# Bunny Ball Pit???



## PwnzorsNTittylwinks (Feb 23, 2013)

so my boyfriend an I will be bringing our newest bun back to the house rabbit society chapter near us because of aggression between her and our rabbit that isnt improving and we just dont have the room to house two separate buns right now. we decided to wait until we are moved into our new place (next summer) before trying to bond again. 
so we were thinking of what to do with the extra NIC cubes that were used for Luna's cage. we knew we wanted to add on to Franks cage but we didnt want to go any wider because of the area he is in, so we want to go higher. 

This is the idea I have come up with and I am wondering if it sounds like a good idea to you guys or not?

right now his cage is a 2x3x2 (he is a himilayan dwarf) the second level is 1x1x2 on the far left side. 
my idea is to add a third level that would be 2x3x2 but minus one floor cube above his second level that he can hop up through. 
I want to use two extra grids to make 2 small walls that would create a 1x1x2 "room" on the far right side he will get in through a cardboard "doggy door" ill make and then ill fill his "room" with the ball pit balls you can buy at walmart? they are plastic and I know if he were to chew them they'd pop easily, but knowing him I know he chooses his chew things because of taste, and the things in his cage that are meant for chewing have always gotten shredded while his other toys and hides always stay untouched. ill keep an eye on any balls with chewed spots and if it looks like something he will eat then ill just take them out. 

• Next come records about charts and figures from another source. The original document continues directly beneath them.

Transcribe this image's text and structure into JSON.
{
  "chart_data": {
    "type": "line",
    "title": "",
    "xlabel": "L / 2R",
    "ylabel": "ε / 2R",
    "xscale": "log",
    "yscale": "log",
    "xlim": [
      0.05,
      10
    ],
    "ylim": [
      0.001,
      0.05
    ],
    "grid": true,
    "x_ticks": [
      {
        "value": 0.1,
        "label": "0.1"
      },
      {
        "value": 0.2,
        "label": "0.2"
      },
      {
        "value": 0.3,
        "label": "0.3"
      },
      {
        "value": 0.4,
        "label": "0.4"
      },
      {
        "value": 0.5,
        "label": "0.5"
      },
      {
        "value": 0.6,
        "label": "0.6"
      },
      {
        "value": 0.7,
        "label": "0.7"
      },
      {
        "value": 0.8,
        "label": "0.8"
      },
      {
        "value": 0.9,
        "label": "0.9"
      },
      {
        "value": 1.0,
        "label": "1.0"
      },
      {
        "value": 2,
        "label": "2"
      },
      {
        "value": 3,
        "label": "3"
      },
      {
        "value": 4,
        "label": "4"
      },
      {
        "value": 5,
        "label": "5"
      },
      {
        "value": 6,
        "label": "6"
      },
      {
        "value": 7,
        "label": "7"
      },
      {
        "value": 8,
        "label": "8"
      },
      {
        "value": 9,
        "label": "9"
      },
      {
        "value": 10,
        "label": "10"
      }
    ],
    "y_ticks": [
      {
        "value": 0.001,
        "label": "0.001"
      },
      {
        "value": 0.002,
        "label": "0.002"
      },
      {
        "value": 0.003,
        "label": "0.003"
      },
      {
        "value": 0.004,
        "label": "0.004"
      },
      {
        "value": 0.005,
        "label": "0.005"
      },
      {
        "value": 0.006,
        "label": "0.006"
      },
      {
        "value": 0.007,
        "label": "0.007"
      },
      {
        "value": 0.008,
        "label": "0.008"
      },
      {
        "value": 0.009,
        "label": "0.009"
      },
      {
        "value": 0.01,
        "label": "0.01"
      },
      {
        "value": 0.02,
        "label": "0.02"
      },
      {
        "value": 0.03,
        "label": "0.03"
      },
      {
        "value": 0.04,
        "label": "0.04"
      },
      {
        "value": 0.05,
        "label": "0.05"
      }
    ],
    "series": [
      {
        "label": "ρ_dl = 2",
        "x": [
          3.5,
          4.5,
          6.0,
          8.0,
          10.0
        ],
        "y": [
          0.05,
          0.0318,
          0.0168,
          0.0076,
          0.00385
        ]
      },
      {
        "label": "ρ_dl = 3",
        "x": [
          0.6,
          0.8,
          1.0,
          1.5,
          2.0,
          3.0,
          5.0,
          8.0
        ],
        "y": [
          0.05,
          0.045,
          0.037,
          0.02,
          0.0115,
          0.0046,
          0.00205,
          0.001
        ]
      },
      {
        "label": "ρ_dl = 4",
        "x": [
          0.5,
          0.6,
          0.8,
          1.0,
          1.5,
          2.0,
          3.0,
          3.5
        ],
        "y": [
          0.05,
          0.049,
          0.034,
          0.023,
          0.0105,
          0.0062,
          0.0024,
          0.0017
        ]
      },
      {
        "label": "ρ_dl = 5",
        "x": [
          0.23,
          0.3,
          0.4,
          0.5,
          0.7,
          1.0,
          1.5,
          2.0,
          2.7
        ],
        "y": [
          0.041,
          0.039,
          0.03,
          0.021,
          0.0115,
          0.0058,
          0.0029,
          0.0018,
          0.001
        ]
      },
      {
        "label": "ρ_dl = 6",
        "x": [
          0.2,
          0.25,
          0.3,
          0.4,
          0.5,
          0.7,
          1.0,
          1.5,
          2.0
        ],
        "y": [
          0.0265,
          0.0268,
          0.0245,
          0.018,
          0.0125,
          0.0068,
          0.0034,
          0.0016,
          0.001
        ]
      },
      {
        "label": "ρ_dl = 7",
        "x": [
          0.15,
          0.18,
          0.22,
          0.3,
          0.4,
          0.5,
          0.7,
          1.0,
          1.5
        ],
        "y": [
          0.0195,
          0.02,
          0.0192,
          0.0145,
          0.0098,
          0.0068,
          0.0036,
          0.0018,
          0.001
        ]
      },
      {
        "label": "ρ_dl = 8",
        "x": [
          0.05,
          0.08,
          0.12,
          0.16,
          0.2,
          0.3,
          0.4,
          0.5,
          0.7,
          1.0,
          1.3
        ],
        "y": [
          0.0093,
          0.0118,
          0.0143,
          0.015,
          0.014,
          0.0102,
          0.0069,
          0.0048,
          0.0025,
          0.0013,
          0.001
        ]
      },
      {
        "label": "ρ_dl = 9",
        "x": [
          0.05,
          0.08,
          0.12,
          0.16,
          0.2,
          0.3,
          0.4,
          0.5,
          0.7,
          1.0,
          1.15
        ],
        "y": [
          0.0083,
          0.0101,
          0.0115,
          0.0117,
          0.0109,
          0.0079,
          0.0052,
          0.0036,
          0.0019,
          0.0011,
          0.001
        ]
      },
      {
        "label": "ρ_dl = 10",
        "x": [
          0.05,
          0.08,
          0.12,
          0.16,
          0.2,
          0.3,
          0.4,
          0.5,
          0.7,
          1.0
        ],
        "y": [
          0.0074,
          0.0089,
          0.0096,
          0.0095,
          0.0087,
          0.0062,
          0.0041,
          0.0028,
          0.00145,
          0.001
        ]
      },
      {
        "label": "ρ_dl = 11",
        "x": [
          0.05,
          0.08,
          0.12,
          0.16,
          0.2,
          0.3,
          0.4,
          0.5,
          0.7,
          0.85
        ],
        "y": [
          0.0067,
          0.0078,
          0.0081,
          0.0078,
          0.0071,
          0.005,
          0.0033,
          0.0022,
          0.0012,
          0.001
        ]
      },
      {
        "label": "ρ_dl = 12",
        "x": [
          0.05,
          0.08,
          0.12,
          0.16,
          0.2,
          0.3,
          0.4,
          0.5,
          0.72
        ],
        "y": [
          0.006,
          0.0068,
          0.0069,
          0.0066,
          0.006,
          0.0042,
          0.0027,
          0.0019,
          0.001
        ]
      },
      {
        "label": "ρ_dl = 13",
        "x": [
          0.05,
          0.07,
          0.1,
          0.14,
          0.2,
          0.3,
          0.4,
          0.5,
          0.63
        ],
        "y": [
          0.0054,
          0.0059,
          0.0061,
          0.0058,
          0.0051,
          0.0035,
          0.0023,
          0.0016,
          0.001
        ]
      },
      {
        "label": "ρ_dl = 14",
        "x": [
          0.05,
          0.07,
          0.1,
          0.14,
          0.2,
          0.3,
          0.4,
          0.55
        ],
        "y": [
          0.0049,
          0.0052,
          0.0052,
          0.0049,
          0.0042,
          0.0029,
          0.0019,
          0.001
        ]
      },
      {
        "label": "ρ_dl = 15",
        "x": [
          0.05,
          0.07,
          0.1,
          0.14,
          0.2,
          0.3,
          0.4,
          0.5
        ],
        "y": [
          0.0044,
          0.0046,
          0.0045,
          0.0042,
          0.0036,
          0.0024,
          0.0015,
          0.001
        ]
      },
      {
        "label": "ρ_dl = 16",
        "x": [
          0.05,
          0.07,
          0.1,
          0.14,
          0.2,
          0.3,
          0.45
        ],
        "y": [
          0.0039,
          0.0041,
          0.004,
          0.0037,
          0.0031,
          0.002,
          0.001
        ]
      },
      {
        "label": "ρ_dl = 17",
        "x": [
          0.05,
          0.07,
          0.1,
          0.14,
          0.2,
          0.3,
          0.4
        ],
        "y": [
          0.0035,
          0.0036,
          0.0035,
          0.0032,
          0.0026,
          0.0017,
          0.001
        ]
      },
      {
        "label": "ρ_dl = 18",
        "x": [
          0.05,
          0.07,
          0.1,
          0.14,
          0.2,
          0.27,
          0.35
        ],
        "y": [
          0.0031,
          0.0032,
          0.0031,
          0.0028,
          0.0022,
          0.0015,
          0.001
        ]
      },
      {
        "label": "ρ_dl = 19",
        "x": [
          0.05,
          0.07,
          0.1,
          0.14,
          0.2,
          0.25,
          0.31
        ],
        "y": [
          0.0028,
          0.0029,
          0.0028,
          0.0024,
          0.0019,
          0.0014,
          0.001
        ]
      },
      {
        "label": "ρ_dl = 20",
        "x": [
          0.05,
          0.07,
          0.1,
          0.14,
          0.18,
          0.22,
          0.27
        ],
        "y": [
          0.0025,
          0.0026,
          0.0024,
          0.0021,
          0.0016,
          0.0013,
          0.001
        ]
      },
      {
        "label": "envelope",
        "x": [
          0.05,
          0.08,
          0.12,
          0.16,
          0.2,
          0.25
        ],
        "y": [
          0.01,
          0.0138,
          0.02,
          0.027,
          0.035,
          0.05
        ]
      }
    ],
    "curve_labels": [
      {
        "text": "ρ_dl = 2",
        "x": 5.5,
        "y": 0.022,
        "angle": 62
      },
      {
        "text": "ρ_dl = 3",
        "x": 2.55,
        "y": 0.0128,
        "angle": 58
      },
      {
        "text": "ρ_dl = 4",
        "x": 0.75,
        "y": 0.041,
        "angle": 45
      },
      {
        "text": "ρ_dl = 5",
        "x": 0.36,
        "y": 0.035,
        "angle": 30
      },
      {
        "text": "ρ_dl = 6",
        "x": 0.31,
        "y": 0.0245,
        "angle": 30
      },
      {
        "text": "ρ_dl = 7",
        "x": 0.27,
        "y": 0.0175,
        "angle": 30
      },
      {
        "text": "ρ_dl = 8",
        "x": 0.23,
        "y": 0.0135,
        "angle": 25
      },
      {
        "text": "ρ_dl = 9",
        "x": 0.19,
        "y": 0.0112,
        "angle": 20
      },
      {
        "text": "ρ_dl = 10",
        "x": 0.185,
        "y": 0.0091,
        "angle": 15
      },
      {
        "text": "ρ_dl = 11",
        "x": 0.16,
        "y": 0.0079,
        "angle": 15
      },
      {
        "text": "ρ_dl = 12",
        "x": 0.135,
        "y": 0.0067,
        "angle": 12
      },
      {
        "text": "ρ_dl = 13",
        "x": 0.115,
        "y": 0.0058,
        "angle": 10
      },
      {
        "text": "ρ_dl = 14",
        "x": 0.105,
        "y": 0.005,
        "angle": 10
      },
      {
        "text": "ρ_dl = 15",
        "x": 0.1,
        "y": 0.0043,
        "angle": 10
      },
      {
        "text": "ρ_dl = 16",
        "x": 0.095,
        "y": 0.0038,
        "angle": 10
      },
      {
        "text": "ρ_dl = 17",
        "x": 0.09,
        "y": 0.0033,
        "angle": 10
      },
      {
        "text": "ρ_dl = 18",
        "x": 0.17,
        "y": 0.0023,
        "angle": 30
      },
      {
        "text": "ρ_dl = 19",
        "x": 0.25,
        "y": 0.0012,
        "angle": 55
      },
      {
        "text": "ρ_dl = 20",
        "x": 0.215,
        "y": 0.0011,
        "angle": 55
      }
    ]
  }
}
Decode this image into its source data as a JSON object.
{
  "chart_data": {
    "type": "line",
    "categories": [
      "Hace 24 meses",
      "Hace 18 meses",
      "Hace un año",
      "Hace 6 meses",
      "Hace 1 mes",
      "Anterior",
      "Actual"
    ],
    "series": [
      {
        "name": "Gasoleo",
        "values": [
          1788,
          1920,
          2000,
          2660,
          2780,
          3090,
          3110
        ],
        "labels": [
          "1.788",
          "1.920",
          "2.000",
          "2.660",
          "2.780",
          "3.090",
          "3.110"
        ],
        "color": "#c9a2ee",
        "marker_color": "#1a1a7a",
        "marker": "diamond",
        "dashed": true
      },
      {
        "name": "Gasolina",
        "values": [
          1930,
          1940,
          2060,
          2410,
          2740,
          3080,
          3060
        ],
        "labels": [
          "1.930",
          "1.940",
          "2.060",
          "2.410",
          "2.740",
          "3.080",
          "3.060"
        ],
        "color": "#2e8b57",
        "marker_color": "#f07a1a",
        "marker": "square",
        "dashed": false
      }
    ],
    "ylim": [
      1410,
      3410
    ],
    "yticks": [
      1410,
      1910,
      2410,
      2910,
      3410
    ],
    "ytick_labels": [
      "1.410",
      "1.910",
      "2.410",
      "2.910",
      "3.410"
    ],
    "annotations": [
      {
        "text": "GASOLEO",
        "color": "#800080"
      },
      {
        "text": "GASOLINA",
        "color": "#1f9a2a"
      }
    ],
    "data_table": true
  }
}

my thought is that he can use his "bunny ball pit" as a space to dig/move/throw/rearrange all he wants without the mess of shredded paper or hay. 
I had seen this idea on a bunny website before and it was used more in a big room they had put a pile of the balls into, and my idea is more just personalizing it and making it a part of his home. 

he gets free roam whenever we arent home (right now its more like4/5 hours because is in while luna is out for half the day). but I still want him to have his own play area in his cage for when he is in there while im in class or work. 


sorry for the long post, im just excited about this idea!


----------



## PwnzorsNTittylwinks (Feb 24, 2013)

hoping this pops it up to the top of the new posts? anyone have any comments? lol


----------



## Katielovesleo3 (Feb 24, 2013)

Sounds like fun to me! Lol! Go for it!


----------



## Katielovesleo3 (Feb 24, 2013)

Ps. I think everyone is offline having fun today. Not much action has been going on lol


----------



## farrelldoc (May 25, 2013)

PwnzorsNTittylwinks said:


> so my boyfriend an I will be bringing our newest bun back to the house rabbit society chapter near us because of aggression between her and our rabbit that isnt improving and we just dont have the room to house two separate buns right now. we decided to wait until we are moved into our new place (next summer) before trying to bond again.
> so we were thinking of what to do with the extra NIC cubes that were used for Luna's cage. we knew we wanted to add on to Franks cage but we didnt want to go any wider because of the area he is in, so we want to go higher.
> 
> This is the idea I have come up with and I am wondering if it sounds like a good idea to you guys or not?
> ...



Did you ever make the ball pit? If so, can you post a photo? I'm thinking of making a ball pit too. I was thinking of a cardboard box outside the cage, but Jet already has a three-story cage, and I like your idea! We could modify the third floor. :goodjob


----------



## farrelldoc (May 25, 2013)

I was also thinking of making a two-stage pit in the cardboard box with hollow plastic golf balls to facilitate digging and hiding. The two stages would be divided, one stage deeper than the other. (Maybe the first, shallow stage could have ball pit balls and the deeper stage would have the golf balls.)

Comments?


----------



## PwnzorsNTittylwinks (May 25, 2013)

I actually ended up buying him play bowling ball pins and balls, and he pushes those around the top area and rearranges them. id still like to give him a ballpit though seperate to the cage, we are moving in a few weeks and im hoping to use the move as an excuse to change things up a bit


----------



## Nancy McClelland (May 27, 2013)

Instead of a ball pit, I use a very large litter pen and fill it with hand shredded newspaper. Our bunnies love it--the arrange the paper, toss it around, and go under it like a submarine. Nikki spends her first 20 minutes out arranging the paper to how she wants its. Coal used to burrow under and you could see the paper move and then she'd pop up like a periscope.


----------



## tamsin (May 27, 2013)

I gave Scamp some of the balls awhile back: http://www.therabbithouse.com/blog/2011/08/27/rabbit-ball-pit/ they are very thin plastic though and he punctured a few just playing not with any intent to chew. I wouldn't leave him unsupervised with them as I don't think they'd stand up to much. Maybe card board tubes/balls instead?


----------